F had a sexual relationship with the mother (M) while she was with another man. C was born and, because M was unable to care for him, he was taken into care and fostered. When F questioned M she denied his paternity. Two years later F resumed the relationship with M and they had a second son. F became aware of adoption proceedings in relation to C and contacted the local authority who agreed to a DNA test which confirmed F’s paternity. F immediately applied for permission to be joined in order to oppose the adoption proceedings. The judge below refused F’s applications, finding that C had already had to deal with the move to his adoptive parents from foster care, where he had been for the first three years of his life, and that any further delay caused by the inevitable requirement for F to undergo assessments was contrary to C’s welfare. That finding outweighed C’s right to be brought up by his natural father and with his brother. F appealed, but there was a delay of five weeks in obtaining the transcript, required for F’s counsel and for the Legal Services Commission to allow funding. A final adoption order was made without notice to F while he was waiting for his application for permission to appeal to be heard.
F submitted that the judge had erred in her assessment of the factors in the Adoption and Children Act 2002 s.1(4)) and s.1(4)(f), particularly the effect on C of losing the chance of living with his relatives, and she had been disproportionately influenced by the possibility of delay and by F’s immigration status.

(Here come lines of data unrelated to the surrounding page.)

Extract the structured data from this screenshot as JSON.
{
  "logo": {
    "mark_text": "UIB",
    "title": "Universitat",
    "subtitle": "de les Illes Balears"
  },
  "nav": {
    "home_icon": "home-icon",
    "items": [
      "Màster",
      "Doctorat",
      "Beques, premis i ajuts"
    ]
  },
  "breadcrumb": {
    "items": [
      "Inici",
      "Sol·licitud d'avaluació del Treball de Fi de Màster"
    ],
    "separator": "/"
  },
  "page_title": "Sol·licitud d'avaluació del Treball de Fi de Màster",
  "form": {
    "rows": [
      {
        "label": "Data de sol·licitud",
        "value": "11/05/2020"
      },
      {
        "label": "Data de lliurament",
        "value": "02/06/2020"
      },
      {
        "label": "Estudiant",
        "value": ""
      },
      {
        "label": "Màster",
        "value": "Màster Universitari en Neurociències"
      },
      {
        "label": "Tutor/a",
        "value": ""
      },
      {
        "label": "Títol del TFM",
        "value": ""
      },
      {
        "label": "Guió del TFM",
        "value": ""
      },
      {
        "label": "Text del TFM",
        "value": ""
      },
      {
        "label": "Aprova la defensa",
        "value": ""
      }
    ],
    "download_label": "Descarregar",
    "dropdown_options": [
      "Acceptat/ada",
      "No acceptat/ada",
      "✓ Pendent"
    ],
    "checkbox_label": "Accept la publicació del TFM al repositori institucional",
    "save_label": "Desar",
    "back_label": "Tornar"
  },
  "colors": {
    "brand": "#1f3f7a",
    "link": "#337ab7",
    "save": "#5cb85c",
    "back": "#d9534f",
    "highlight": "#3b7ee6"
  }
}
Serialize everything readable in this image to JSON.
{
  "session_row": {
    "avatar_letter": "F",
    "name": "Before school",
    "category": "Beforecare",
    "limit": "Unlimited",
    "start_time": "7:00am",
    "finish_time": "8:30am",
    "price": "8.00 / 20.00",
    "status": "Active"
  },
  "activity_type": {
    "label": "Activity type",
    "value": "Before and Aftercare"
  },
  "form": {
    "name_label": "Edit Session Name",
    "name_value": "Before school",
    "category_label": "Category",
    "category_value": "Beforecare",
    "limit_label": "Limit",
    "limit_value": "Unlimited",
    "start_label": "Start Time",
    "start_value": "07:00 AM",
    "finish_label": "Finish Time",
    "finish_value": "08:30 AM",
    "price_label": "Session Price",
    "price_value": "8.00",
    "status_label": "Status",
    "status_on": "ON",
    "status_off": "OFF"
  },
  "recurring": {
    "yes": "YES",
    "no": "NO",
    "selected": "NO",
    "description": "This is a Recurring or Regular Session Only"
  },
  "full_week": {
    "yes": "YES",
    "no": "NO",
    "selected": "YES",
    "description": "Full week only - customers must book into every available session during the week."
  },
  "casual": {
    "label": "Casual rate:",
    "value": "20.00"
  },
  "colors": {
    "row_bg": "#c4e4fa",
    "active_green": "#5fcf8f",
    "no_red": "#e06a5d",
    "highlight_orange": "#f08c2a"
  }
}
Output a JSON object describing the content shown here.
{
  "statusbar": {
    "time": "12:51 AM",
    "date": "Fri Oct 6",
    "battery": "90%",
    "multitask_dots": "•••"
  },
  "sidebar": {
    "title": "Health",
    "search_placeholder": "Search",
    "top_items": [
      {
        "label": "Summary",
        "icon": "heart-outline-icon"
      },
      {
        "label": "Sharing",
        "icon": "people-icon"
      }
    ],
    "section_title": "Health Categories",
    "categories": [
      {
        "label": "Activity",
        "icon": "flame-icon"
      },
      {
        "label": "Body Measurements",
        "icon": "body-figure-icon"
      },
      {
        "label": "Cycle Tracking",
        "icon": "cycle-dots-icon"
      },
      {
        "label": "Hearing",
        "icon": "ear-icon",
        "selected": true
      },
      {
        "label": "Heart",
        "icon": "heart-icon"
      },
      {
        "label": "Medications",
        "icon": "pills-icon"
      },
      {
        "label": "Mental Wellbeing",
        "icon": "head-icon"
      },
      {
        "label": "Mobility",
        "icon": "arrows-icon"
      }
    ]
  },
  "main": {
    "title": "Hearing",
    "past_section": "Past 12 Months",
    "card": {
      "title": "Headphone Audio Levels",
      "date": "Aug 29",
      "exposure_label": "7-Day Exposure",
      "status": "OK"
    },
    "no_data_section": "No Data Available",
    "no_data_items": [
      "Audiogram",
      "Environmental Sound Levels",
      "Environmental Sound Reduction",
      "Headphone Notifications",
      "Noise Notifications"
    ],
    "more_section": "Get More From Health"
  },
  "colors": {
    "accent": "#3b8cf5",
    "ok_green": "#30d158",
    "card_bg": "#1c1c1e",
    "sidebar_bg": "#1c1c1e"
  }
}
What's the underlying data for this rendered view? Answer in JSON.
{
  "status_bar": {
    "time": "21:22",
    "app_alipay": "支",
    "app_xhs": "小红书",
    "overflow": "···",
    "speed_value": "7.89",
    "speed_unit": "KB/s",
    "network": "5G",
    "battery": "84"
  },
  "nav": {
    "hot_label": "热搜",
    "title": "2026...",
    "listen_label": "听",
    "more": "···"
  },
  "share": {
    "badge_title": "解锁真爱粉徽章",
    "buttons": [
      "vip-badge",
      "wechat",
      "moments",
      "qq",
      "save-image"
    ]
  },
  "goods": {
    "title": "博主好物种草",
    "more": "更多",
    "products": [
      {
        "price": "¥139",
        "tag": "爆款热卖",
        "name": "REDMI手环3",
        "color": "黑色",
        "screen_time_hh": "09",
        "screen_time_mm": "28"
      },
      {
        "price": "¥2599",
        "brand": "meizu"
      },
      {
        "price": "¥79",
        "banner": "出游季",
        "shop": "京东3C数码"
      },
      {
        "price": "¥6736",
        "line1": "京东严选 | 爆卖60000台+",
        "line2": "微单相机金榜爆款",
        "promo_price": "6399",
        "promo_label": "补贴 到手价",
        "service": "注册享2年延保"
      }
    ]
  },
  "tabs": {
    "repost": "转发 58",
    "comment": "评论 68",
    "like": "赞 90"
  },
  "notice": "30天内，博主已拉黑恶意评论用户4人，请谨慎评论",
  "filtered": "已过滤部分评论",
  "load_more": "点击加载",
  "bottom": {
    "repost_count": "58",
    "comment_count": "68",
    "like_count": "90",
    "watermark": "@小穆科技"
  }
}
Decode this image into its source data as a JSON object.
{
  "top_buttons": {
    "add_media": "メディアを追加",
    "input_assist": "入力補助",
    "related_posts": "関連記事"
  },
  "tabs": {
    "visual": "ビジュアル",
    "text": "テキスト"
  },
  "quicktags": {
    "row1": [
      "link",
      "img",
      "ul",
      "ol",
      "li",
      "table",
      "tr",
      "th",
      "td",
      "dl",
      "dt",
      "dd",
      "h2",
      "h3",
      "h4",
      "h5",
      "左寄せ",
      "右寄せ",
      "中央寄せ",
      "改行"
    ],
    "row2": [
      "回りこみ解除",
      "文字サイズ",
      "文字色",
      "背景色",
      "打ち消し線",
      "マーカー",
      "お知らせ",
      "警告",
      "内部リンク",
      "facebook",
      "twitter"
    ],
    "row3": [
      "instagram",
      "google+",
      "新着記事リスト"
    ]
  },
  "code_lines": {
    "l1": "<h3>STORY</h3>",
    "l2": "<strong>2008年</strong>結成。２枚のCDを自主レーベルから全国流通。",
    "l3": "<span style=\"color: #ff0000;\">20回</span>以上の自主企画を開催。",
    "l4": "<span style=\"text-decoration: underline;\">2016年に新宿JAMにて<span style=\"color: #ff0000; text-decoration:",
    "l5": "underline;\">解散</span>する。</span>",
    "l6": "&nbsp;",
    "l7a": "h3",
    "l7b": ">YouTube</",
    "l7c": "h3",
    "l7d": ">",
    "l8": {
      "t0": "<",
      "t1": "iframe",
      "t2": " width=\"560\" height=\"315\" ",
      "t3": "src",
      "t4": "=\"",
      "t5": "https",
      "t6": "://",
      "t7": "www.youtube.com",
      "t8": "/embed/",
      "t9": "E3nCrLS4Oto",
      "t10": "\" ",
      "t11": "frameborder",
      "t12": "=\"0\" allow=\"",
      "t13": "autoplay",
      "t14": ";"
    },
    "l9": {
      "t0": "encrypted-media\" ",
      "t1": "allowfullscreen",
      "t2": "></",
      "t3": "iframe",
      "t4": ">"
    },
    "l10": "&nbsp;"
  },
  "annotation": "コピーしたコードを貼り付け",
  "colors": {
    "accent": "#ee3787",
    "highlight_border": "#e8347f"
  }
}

F had never had a relationship with C, indeed had never even seen him. Furthermore C had now been with the adoptive parents for two years and it was inappropriate to disturb that relationship (see para.37 of judgment). The judge had displayed no error of law or approach either from the perspective of domestic law, or from that of Strasbourg. Her exercise of discretion was neither flawed nor wrong and she had not been unduly influenced by other factors as submitted (para.38). With regard to F’s rights under the European Convention on Human Rights 1950 art.8, a judge who properly applied s.1 of the 2002 Act, as the judge below had done, would normally also comply with the requirements of art.8, YC v United Kingdom (4547/10)  2 F.L.R. 332 applied (para.41). The decision rendered the appeal against the final order academic but it was quite clear that even as a non-party, F had locus to challenge it. Whether he would have succeeded was moot, but it was difficult to justify the making of the final order in the full knowledge that permission to appeal was pending (para.46). In every case where there was an application to the Court of Appeal for permission to appeal against the making of a placement order (or other consequent order) the following steps had to be taken: (i) the appellant’s notice had to be filed as soon as possible; (ii) the appellant’s advisors had to give careful thought to including any appropriate application for a stay or other interim relief; (iii) if a transcript of the appealed judgment was not available then a note of the judgment (even if unapproved) was required and the transcript had to be ordered immediately; (iv) the court appealed from had to deal with the application for a transcript immediately; (v) respondents to any application consequential upon the placement order had to immediately inform both the appellant and the Court of Appeal of (a) the making of the application, and (b) the date(s) of any hearing (para.48). In addition, the Master of the Rolls and supervising Lords Justices were urged to alter the current practice of waiting for a transcript before putting a completed bundle before a Lord Justice as it was inappropriate in those cases where the delay could not be afforded (para.49).